Union organizing has been on the move, however, and no cause seemed more thrilling than the grassroots movement Chris Smalls co-founded in 2021 to organize Amazon employees at the Staten Island warehouse from which he’d been fired. And if getting canned sounds like some reputational disqualifier, what you’ll learn from “Union,” the gripping, on-the-ground documentary from Brett Story and Stephen Maing, is that the perennial axing of employees for specious reasons is key to the trillion-dollar behemoth’s bottom line. Disposability is how Amazon maintains draconian control over its workers’ fragile sense of job security, leeching their desire to push back by unionizing.

But with Amazon also playing heavily in the entertainment sector, does that fear-inducing corporate power explain why one of the most celebrated documentaries to come out of this year’s Sundance Film Festival couldn’t secure a mainstream release and is now being self-distributed? Most assuredly it does, the filmmakers of “Union” contend. Watching footage of Smalls and his fellow volunteer organizers strategize against the virulently anti-union Amazon — manning sign-up tents in freezing weather, crashing coercive union-busting meetings, even giving away free weed — carries an extra resonance. “Union” feels like a truly independent movie that was in the right place at the right time to witness one of the biggest labor victories in generations.

But that also means laying bare all the tensions that build when eager activists from different backgrounds, with ideas and egos but no playbook and no national union backing (not that they don’t try), have to learn how to stay focused and motivated as the struggles mount. The filmmakers are firmly on the side of labor, as Barbara Kopple was in the early 1970s chronicling a miners strike in her iconic documentary “Harlan County, USA.” And outside of a police altercation that rattles one sensitive organizer, thankfully nothing like the gun violence seen in Kopple’s film happens here.

But you’ll feel heavy-hearted when faith falters, insensitivities are alleged and one vigorous early supporter senses defeat and ultimately votes against forming the union.

Recurring images of a massive barge stacked high with shipping containers send a curiously two-sided message here: Amazon will continue no matter what, but so will efforts to unionize. The good news that ultimately made headlines in 2022 is justly celebratory, but the subsequent difficulties we see heighten the notion that a union needs cohesion, direction and sustenance beyond a star organizer having a well-earned moment.
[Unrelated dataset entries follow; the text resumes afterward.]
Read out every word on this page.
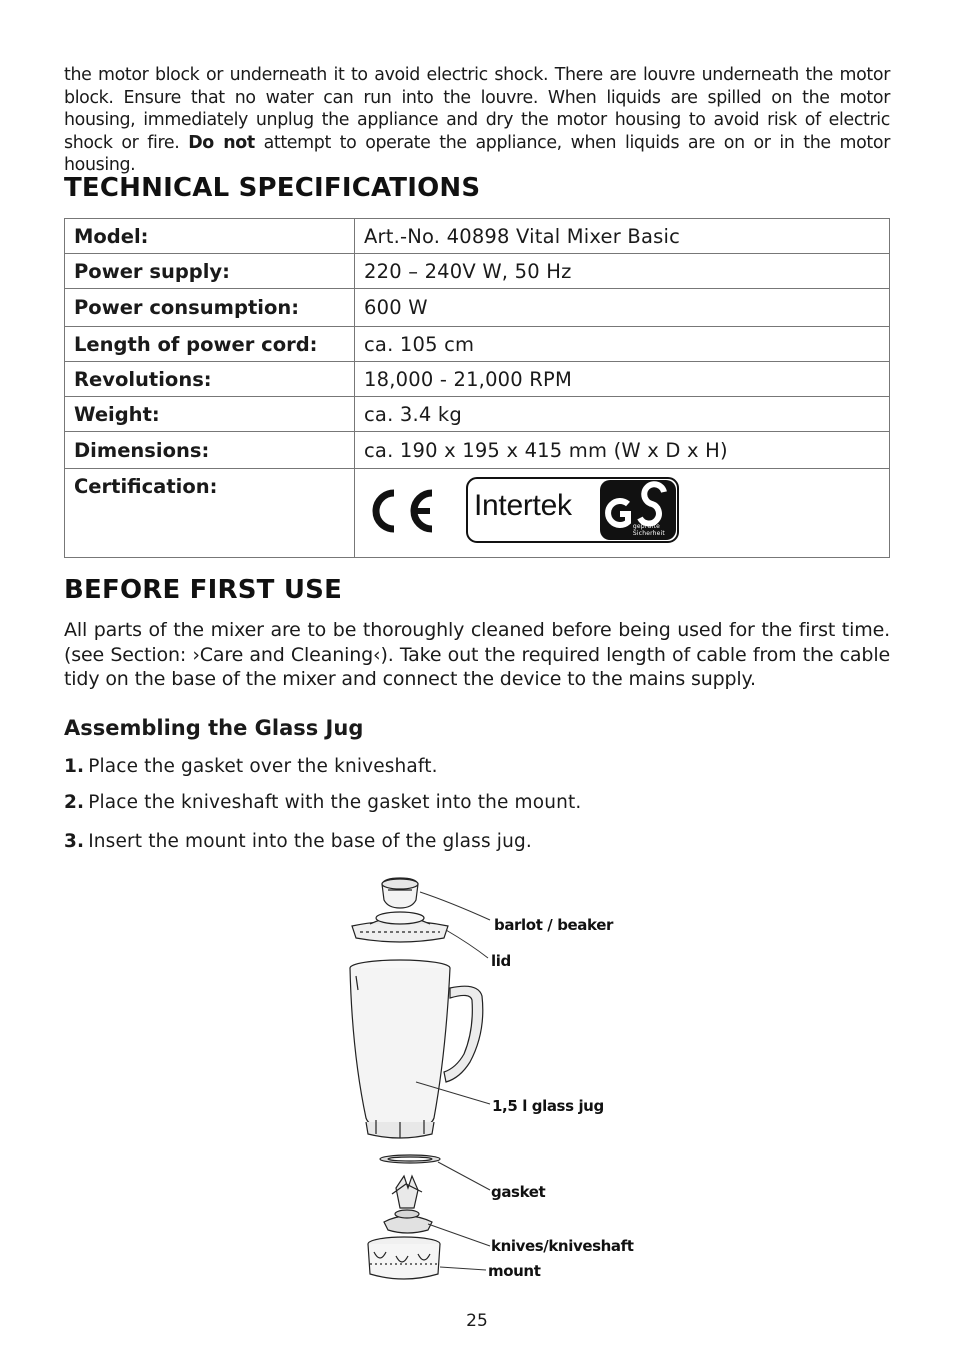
the motor block or underneath it to avoid electric shock. There are louvre underneath the motor block. Ensure that no water can run into the louvre. When liquids are spilled on the motor housing, immediately unplug the appliance and dry the motor housing to avoid risk of electric shock or fire. Do not attempt to operate the appliance, when liquids are on or in the motor housing.
TECHNICAL SPECIFICATIONS
Model:	Art.-No. 40898 Vital Mixer Basic
Power supply:	220 – 240V W, 50 Hz
Power consumption:	600 W
Length of power cord:	ca. 105 cm
Revolutions:	18,000 - 21,000 RPM
Weight:	ca. 3.4 kg
Dimensions:	ca. 190 x 195 x 415 mm (W x D x H)
Certification:	Intertek
geprüfte
Sicherheit
BEFORE FIRST USE

All parts of the mixer are to be thoroughly cleaned before being used for the first time. (see Section: ›Care and Cleaning‹). Take out the required length of cable from the cable tidy on the base of the mixer and connect the device to the mains supply.

Assembling the Glass Jug
1. Place the gasket over the kniveshaft.
2. Place the kniveshaft with the gasket into the mount.
3. Insert the mount into the base of the glass jug.
barlot / beaker
lid
1,5 l glass jug
gasket
knives/kniveshaft
mount
25
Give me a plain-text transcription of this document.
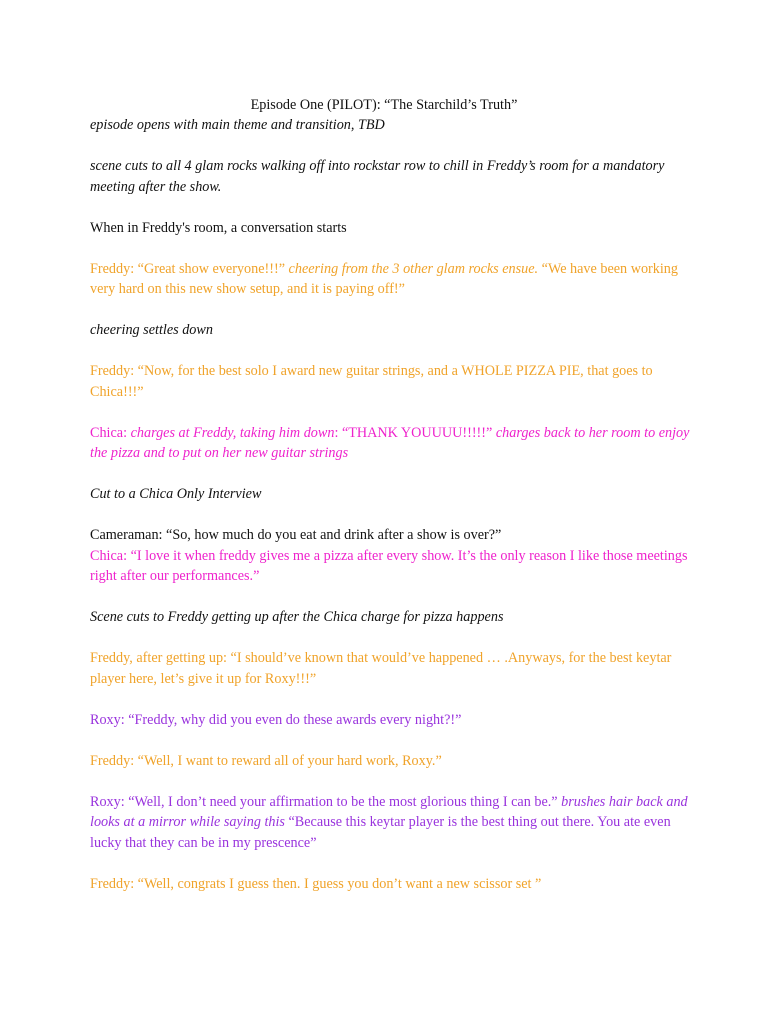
Episode One (PILOT): “The Starchild’s Truth”

episode opens with main theme and transition, TBD

scene cuts to all 4 glam rocks walking off into rockstar row to chill in Freddy’s room for a mandatory meeting after the show.

When in Freddy's room, a conversation starts

Freddy: “Great show everyone!!!” cheering from the 3 other glam rocks ensue. “We have been working very hard on this new show setup, and it is paying off!”

cheering settles down

Freddy: “Now, for the best solo I award new guitar strings, and a WHOLE PIZZA PIE, that goes to Chica!!!”

Chica: charges at Freddy, taking him down: “THANK YOUUUU!!!!!” charges back to her room to enjoy the pizza and to put on her new guitar strings

Cut to a Chica Only Interview

Cameraman: “So, how much do you eat and drink after a show is over?”

Chica: “I love it when freddy gives me a pizza after every show. It’s the only reason I like those meetings right after our performances.”

Scene cuts to Freddy getting up after the Chica charge for pizza happens

Freddy, after getting up: “I should’ve known that would’ve happened … .Anyways, for the best keytar player here, let’s give it up for Roxy!!!”

Roxy: “Freddy, why did you even do these awards every night?!”

Freddy: “Well, I want to reward all of your hard work, Roxy.”

Roxy: “Well, I don’t need your affirmation to be the most glorious thing I can be.” brushes hair back and looks at a mirror while saying this “Because this keytar player is the best thing out there. You ate even lucky that they can be in my prescence”

Freddy: “Well, congrats I guess then. I guess you don’t want a new scissor set ”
Smalls is a decidedly charismatic rabble-rouser in the momentous year “Union” chronicles. But in a quieter moment, reflecting on when he was fired after trying to hold Amazon to COVID protocols, he articulates something that gets forgotten in the nuance-free David versus Goliath rhetoric: The goal is for everyone, from top to bottom, to thrive. “They didn’t realize how invested I was in the company,” he says, almost wistfully. Sober and heartfelt, “Union” lets us see what Amazon and the world would soon discover about the power workers have when they invest in their dignity first.